I have documents that look like this
{
"field1" : "value",
"field3" : "value",
"attributes" : {
"key1" : {
"category" : "4",
"value" : "value"
},
"key2" : {
"category" : "5",
"value" : "value"
},
}
}
I want to transform these to look like the structure below (basically it's taking a dictionary and flattening it into an array). Note the number of keys in attributes
varies.
{
"field1" : "value",
"field3" : "value",
"attributes" : [
{
"key" : "key1",
"category" : "4",
"value" : "value"
},
{
"key" : "key2",
"category" : "5",
"value" : "value"
},
]
}
Because the number of documents is significant, I would like to use the bulk APIs. I have this basic structure to my script.

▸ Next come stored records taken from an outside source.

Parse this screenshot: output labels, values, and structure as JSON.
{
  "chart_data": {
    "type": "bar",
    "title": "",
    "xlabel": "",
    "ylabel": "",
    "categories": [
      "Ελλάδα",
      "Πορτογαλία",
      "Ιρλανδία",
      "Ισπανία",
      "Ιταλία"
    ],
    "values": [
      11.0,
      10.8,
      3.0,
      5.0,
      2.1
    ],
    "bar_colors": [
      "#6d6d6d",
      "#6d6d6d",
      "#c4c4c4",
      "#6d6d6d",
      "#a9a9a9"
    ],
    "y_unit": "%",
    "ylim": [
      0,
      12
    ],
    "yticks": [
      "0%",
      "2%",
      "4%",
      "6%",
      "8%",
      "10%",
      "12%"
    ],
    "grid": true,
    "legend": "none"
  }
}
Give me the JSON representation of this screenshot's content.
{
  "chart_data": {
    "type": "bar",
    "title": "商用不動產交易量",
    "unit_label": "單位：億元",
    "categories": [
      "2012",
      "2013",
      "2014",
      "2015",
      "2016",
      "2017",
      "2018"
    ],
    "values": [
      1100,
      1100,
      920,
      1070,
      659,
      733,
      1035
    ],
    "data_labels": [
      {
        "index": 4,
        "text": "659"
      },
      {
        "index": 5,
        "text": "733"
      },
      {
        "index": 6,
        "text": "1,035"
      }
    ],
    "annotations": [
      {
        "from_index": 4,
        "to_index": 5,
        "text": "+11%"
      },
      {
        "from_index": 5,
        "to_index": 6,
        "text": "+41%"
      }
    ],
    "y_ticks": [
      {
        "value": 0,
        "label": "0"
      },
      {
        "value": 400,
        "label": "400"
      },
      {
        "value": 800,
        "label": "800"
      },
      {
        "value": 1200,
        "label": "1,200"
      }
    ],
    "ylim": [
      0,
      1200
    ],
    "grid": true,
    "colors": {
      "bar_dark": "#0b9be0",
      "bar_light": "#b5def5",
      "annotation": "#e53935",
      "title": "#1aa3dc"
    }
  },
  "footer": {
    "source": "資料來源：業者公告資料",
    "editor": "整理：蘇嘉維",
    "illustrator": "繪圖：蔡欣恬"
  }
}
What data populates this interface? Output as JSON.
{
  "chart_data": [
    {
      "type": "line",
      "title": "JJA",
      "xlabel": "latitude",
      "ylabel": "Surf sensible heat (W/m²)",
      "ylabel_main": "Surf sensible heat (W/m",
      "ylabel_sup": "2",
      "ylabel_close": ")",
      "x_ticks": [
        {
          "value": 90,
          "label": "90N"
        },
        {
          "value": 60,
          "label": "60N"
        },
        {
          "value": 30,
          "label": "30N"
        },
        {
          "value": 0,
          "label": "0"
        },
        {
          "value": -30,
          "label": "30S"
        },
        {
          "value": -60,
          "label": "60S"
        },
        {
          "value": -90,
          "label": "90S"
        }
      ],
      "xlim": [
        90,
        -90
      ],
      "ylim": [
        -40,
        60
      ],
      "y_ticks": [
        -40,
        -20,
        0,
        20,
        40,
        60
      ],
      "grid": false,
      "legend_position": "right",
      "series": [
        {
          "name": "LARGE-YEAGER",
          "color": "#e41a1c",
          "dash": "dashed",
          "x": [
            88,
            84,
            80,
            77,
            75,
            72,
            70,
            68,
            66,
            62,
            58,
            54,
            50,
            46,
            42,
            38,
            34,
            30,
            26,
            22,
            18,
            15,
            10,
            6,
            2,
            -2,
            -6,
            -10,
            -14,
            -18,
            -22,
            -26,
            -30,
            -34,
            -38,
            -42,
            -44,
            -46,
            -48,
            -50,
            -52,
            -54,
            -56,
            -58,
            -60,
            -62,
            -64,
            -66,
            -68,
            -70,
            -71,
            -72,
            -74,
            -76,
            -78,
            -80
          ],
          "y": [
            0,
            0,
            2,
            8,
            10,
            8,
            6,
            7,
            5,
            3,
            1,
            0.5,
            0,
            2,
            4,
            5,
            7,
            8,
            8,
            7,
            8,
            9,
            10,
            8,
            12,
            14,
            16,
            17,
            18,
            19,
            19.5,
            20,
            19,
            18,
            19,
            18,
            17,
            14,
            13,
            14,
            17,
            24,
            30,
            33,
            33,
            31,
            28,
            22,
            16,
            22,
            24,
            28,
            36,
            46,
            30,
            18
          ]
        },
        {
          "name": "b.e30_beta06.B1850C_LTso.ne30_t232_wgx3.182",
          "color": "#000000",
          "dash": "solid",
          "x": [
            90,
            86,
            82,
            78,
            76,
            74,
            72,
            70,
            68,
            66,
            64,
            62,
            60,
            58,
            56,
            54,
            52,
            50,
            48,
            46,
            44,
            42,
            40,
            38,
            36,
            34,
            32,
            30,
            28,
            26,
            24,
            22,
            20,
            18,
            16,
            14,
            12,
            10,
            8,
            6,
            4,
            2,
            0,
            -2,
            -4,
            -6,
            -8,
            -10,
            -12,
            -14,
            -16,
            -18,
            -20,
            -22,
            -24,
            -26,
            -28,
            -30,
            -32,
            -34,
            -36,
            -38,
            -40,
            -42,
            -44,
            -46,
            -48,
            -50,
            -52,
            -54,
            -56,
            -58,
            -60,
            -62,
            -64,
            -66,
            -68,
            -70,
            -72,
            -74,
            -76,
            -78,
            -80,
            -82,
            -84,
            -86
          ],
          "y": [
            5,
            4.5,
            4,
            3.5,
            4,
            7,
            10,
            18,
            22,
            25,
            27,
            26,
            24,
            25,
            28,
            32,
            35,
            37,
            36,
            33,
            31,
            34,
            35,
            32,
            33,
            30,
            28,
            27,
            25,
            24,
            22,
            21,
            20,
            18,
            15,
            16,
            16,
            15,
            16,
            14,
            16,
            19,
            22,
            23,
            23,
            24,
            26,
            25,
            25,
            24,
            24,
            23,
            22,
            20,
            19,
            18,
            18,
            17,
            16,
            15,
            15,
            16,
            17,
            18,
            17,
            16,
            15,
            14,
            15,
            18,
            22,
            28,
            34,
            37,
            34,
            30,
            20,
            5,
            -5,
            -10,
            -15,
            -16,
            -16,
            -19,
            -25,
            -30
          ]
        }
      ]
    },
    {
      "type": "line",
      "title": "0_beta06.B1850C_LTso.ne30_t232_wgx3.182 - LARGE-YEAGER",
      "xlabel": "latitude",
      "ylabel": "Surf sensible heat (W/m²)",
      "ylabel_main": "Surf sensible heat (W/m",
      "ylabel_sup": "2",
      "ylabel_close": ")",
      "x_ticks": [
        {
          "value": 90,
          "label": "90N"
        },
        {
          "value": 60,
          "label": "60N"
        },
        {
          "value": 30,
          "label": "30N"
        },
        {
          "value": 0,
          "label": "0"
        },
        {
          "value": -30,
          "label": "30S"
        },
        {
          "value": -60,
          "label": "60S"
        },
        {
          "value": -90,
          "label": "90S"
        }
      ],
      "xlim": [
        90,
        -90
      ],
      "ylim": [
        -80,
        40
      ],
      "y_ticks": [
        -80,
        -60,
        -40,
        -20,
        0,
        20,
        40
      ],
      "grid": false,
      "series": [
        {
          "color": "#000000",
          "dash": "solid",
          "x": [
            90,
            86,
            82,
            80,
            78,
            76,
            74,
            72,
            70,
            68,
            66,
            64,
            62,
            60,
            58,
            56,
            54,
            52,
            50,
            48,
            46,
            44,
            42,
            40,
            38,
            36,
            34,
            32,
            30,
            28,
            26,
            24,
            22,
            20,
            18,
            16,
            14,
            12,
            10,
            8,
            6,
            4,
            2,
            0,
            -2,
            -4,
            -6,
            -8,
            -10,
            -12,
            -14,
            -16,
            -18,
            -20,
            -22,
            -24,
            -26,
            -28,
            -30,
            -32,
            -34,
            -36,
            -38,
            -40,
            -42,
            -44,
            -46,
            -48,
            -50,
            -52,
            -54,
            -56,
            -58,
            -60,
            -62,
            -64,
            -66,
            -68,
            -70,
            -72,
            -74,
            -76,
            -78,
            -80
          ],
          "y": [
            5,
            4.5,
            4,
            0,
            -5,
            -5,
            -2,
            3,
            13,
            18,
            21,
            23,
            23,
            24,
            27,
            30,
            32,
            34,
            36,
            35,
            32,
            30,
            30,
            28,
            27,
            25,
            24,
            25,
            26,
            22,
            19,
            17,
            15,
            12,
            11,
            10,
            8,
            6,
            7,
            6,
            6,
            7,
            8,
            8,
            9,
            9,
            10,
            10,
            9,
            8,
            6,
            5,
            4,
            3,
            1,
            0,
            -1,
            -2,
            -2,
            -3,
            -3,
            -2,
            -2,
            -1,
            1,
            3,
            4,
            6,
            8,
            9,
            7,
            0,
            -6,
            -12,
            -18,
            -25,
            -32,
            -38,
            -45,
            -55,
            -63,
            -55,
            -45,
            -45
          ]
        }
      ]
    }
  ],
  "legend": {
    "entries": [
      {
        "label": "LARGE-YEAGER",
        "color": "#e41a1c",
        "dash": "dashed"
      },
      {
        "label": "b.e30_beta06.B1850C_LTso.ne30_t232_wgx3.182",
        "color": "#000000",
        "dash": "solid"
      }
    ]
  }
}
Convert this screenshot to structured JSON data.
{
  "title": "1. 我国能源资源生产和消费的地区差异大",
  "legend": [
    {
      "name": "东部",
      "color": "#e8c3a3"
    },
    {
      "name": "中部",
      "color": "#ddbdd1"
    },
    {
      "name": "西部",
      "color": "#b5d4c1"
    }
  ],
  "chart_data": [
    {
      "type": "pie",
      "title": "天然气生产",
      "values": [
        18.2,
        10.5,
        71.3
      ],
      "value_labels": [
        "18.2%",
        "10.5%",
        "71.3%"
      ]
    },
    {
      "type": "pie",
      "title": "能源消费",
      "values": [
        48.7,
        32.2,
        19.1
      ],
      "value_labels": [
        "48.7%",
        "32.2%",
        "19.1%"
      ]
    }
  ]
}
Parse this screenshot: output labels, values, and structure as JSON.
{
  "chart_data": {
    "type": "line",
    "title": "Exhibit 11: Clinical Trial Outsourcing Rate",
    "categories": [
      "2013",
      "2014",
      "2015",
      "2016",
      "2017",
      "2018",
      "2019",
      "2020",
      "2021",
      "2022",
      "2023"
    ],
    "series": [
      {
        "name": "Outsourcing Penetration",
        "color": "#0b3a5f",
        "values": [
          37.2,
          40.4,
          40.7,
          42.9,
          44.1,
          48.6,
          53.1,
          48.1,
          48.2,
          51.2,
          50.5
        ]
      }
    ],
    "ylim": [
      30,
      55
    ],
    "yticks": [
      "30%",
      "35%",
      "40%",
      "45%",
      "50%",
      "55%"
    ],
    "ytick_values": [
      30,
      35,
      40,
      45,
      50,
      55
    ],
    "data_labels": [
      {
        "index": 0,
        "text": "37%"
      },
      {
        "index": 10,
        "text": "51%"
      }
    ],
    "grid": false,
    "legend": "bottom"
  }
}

db = db.getSiblingDB('MyDB');
db.MyCollection.intializeOrderedBukOp(),
var bulk = db.MyCollection.intializeOrderedBukOp(),
count = 0;
db.MyCollection.find({}).forEach(function(doc) {
// Re-map attrs (what follows is some pseudocode
var attrs = function TransformSomehow(doc.attributes) {
// return an array...
};
});
// Queue update operation
bulk.find({ "_id": doc._id })
.updateOne({
"$set": { "attrs": attrs } }
});
count++;
// Execute every 1000
if ( count % 1000 == 0 ) {
bulk.execute();
bulk = db.collection.intializeOrderedBukOp();
}
});
// Drain any queued remaining
if ( count % 1000 != 0 )
bulk.execute();
This was borrowed from this answer, but I can't use it as is because it's going the opposite direction (array to object). It appears that I can't use map
to do this.
This is one way to do bulk write using the MongoDB NodeJS driver v3.6 and MongoDB v4.2.3. This uses a simple batch to update all the collection documents. The update transforms the object (or dictionary) into an array (as per your requirement) for each document.
const collection = db.collection('test');
const update1 = {
updateMany: {
filter: { },
update: [
{ $set: {
attributes: {
$map: {
input: { $objectToArray: "$attributes" },
in: { $mergeObjects: [ { "key": "$$this.k" }, "$$this.v" ] }
}
}
} }
]
}
};
collection.bulkWrite( [ update1 ],
{ ordered: false },
( err, result ) => {
console.log( 'Updated and modified count: ', result.matchedCount, result.modifiedCount );
}
)
Reference: CRUD Operations - Bulk Write